Like deposit rates, borrowing rates may diverge between countries due to market fragmentation. Yet comparing borrowing rates is more complicated than for deposit rates, as they may also differ for reasons that have little to do with fragmentation. For starters, borrowing rates also include a risk premium. The crisis made us all realise that despite sharing a currency, Eurozone economies still very much move nationally. Moreover, different debt levels, loan-to-value ratios, duration preferences, and creditor protection all contribute to different risks per country, which translate into different borrowing rates.

That said, contrasts in the Eurozone are marked. Not just because rates differ, but also because households tend to finance themselves very differently. In the Netherlands, 93% of bank loans to households are in the form of a mortgage. In Italy, this is only 59%. Consumer credit, being without collateral, is riskier for the lender. It therefore typically carries higher rates than a mortgage secured by a property. So, it is hardly surprising that Italians pay higher rates on their debt than the Dutch. National habits and preferences also play a role. On average, Finns pay relatively low rates, as they tend to opt for – currently very low – variable rates on their mortgages (EMF Hypostat 2016). The Dutch on the other hand tend to prefer security, choosing long fixed rate periods (at higher rates).

As with deposits, only a small percentage of households shops across borders for their loans, typically 1.5% or less . This clearly suggests room for more competition.

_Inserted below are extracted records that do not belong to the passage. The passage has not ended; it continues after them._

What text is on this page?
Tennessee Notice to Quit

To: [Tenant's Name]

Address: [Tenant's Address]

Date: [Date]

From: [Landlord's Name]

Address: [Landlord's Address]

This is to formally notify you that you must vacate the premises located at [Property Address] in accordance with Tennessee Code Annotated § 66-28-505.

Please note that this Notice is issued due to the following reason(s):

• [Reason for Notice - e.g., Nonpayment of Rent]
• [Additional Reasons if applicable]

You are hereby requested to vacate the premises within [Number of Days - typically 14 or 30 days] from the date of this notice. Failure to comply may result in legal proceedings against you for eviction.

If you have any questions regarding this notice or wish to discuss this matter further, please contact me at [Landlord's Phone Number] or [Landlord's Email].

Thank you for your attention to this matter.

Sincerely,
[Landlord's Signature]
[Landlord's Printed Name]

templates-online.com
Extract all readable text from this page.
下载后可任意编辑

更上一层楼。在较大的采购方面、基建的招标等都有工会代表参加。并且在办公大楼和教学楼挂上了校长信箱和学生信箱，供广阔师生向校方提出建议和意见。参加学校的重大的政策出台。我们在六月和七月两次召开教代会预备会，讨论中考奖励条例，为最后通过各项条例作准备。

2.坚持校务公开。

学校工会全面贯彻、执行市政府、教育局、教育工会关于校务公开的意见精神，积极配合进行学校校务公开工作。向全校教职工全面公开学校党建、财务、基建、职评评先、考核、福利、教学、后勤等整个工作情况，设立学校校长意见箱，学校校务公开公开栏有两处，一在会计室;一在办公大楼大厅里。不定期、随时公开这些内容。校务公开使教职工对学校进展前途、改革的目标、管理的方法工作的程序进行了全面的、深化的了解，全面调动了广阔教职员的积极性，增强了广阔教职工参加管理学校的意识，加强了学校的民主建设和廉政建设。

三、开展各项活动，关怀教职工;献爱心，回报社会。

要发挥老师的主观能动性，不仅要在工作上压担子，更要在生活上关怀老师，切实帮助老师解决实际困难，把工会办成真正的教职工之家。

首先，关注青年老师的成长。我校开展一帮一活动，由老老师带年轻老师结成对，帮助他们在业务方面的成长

Businesses would benefit from more financial integration too

The picture is slightly different for businesses. Especially for bigger companies it is easier to attract diverse funding, from banks in other countries or by issuing debt on capital markets. Yet despite that, the share of foreign bank finance in total business bank finance remains limited (well under 10% in the major Eurozone economies). Moreover, data show a striking difference in the degree of capital market funding for businesses.

Within the Eurozone, French businesses tap capital markets the most, with bonds representing 23% of business funding. That is almost double the 12% Eurozone average. In Spain, bonds only represent 3% of business funding. Bank dependency is highest in Italy (61%). On average, banks supply 35% of funding to businesses. For SMEs, banks often are the only available supplier.

Banks charge different rates across Eurozone countries. Of course, the differences are not only explained by a lack of financial integration, but also by diverging risks and institutional differences.

Conclusion

Eurozone financial markets for consumers and businesses remain highly fragmented. Further integration can increase competition and deliver lower prices. It could also provide SMEs with access to a wider supply of funding. To bring this about, a further deepening of banking and capital markets union is needed. Banking union has become stuck on the European deposit guarantee scheme. The UK, the main host of Europe’s capital markets, is on its way out and will no longer try to advance the capital markets union. It is up to the remaining EU member states to foster competition and efficiency in financial services by completing the banking union, harmonising national regulation, and accelerating the realisation of a true capital markets union.